The first Witcher game, for instance, was so poorly translated as to be nonsensical, requiring a whole Enhanced Edition to come vaguely up to standard. It also featured some deeply unpopular game mechanics, such as representing hero Geralt’s many trysts as collectible cards—as if the ladies in his life were nothing but Pokémon to be captured and catalogued. Or, less socially relevant but just as annoying, having to collect increasingly expensive books in order to take on quests that Geralt should have been more than capable of doing on his own with just his sword.

The first Witcher game, for instance, was so poorly translated as to be nonsensical, requiring a whole Enhanced Edition to come vaguely up to standard.

 

The Witcher 2: Assassins of Kings, meanwhile, was proof that, more than any other company in recent memory, CD Projekt had read every single complaint about the first game and fixed it, and had the ambition to take the series further than anyone could have expected. Of its three acts, there are two variants of Act 2 that take Geralt to opposite sides of the game’s central war. It still had sex scenes, but here they’re choreographed affairs designed to say something about the characters involved—parts of the story that contribute to, rather than distract from, the experience. 

Looking back, the first two games are less The Witcher 3’s predecessors as its betas—the games CD Projekt had to make first to be able to create the Witcher experience it had dreamed of so long ago.

Diamonds in the rough

The Witcher’s path to greatness isn’t unique to CD Projekt. It’s worth highlighting a few of the other games that have slowly but surely become legendary over the last decade. Larian’s Divinity series, for instance. It began in 2002 with Divine Divinity (the publisher’s choice of name, the developer is quick to explain).
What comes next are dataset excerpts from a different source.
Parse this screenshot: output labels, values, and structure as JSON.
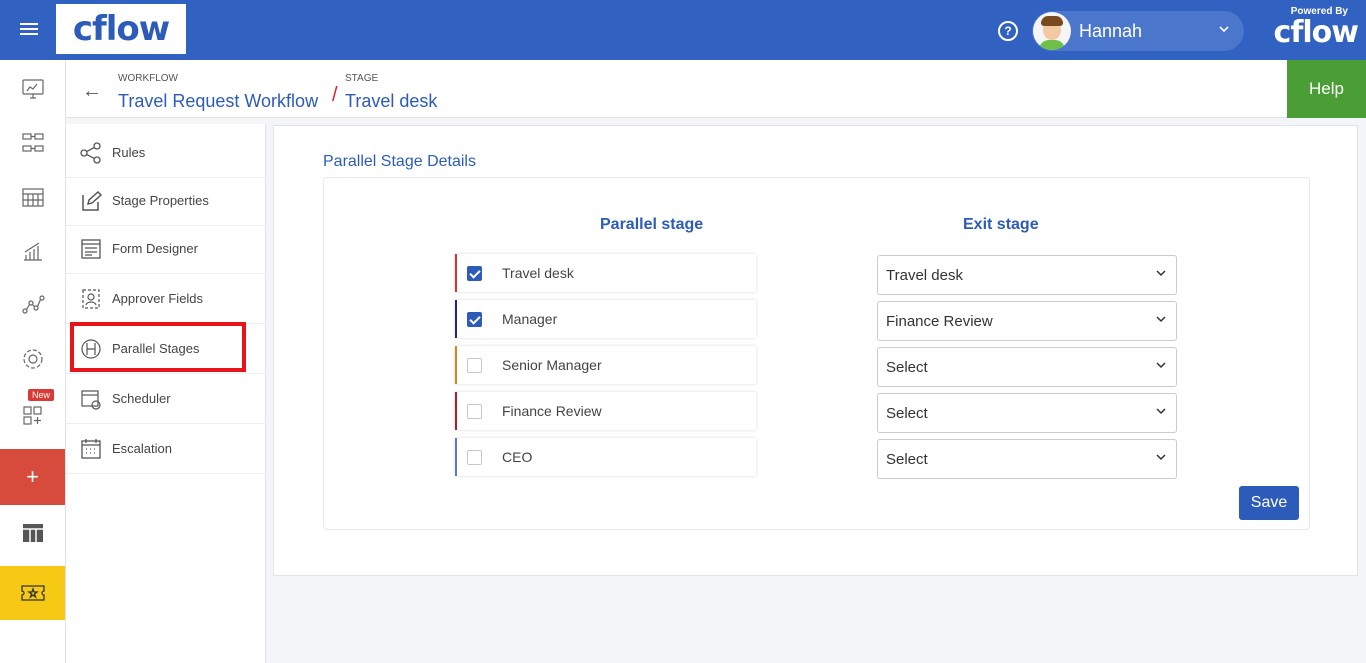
{
  "app": {
    "logo_text": "cflow",
    "powered_by": "Powered By",
    "powered_logo": "cflow"
  },
  "header": {
    "help_icon_glyph": "?",
    "user_name": "Hannah",
    "help_label": "Help"
  },
  "breadcrumb": {
    "workflow_label": "WORKFLOW",
    "workflow_name": "Travel Request Workflow",
    "separator": "/",
    "stage_label": "STAGE",
    "stage_name": "Travel desk"
  },
  "rail": {
    "new_badge": "New",
    "plus_glyph": "+"
  },
  "subnav": {
    "items": [
      {
        "label": "Rules",
        "icon": "share-icon"
      },
      {
        "label": "Stage Properties",
        "icon": "edit-icon"
      },
      {
        "label": "Form Designer",
        "icon": "form-icon"
      },
      {
        "label": "Approver Fields",
        "icon": "approver-icon"
      },
      {
        "label": "Parallel Stages",
        "icon": "parallel-icon"
      },
      {
        "label": "Scheduler",
        "icon": "calendar-gear-icon"
      },
      {
        "label": "Escalation",
        "icon": "calendar-icon"
      }
    ]
  },
  "main": {
    "title": "Parallel Stage Details",
    "col_parallel": "Parallel stage",
    "col_exit": "Exit stage",
    "rows": [
      {
        "stage": "Travel desk",
        "checked": true,
        "color": "#d9342b",
        "exit": "Travel desk"
      },
      {
        "stage": "Manager",
        "checked": true,
        "color": "#1e2a78",
        "exit": "Finance Review"
      },
      {
        "stage": "Senior Manager",
        "checked": false,
        "color": "#d08a1c",
        "exit": "Select"
      },
      {
        "stage": "Finance Review",
        "checked": false,
        "color": "#b01e2a",
        "exit": "Select"
      },
      {
        "stage": "CEO",
        "checked": false,
        "color": "#5a7fb0",
        "exit": "Select"
      }
    ],
    "save_label": "Save"
  },
  "colors": {
    "topbar": "#3162c2",
    "accent": "#2d5bb9",
    "help": "#4a9e35",
    "plus": "#d64b3c",
    "ticket": "#f6c915"
  }
}
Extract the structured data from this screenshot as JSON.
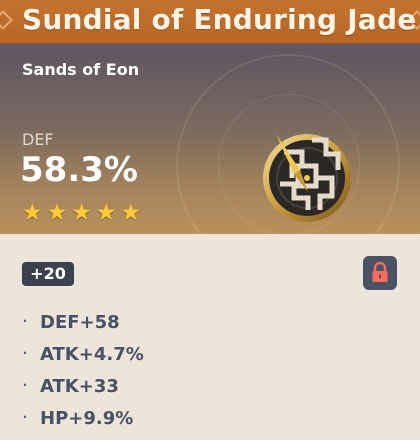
{
  "artifact": {
    "name": "Sundial of Enduring Jade",
    "set_name": "Sands of Eon",
    "rarity": 5,
    "icon": "sundial-artifact-icon"
  },
  "main_stat": {
    "label": "DEF",
    "value": "58.3%"
  },
  "level": "+20",
  "lock": {
    "icon": "lock-icon",
    "locked": true
  },
  "substats": [
    {
      "text": "DEF+58"
    },
    {
      "text": "ATK+4.7%"
    },
    {
      "text": "ATK+33"
    },
    {
      "text": "HP+9.9%"
    }
  ],
  "colors": {
    "title_bar": "#c07030",
    "star": "#ffcc33",
    "lock_icon": "#ff6a5e",
    "badge_bg": "#3c4150",
    "substat_text": "#495166",
    "lower_bg": "#ece5da"
  }
}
It was popular, but still best described as a company attempting to make Ultima 7 without first having made Ultimas 1-6. The series was constantly besieged by two factors. Financial issues on the outside led to the third game, Divinity 2, being a “release it now or lose the company” affair. (To its credit, Larian later tried to fix up the mess created by such a rushed release.) 

But also, Larian had a tendency to let the cool, big ideas overshadow the foundations needed for a good RPG. Let’s make the player character psychic! Let’s have the player turn into a dragon! In the case of the strategy-focused Divinity: Dragon Commander, let’s have the player be a dragon wearing a jetpack! You know? That kind of thing. With the Kickstarted Divinity: Original Sin, however, the company finally found its footing, and created one of the best new RPGs in years. It was an instant classic, which earned everyone involved the credit they deserved, and led to the even more ambitious but equally grounded sequel, Divinity: Original Sin 2.  

Many others have also found new life thanks to Kickstarter, both games that have found their due and those that deserved better. The Bard’s Tale. Wasteland. The Infinity Engine, through Pillars of Eternity. Planescape: Torment, through Torment: Tides of Numenera. Shadowrun. Shenmue. Underworld. System Shock. Pathologic. Outcast. The list goes on, and is mostly filled with titles that did something so amazing that nothing else has come close in five, 10, sometimes even 20 years. It’s not just the hunger for something familiar that’s driven it, though. This isn’t simply a plea to nostalgia. It’s a combining of genuine classics with top quality developers—teams that do enough justice to the original idea that they stand up against any game you could possibly want. 

Their original stories may now be over, and the quests long since complete. But these are legends that live on. May they do so forever.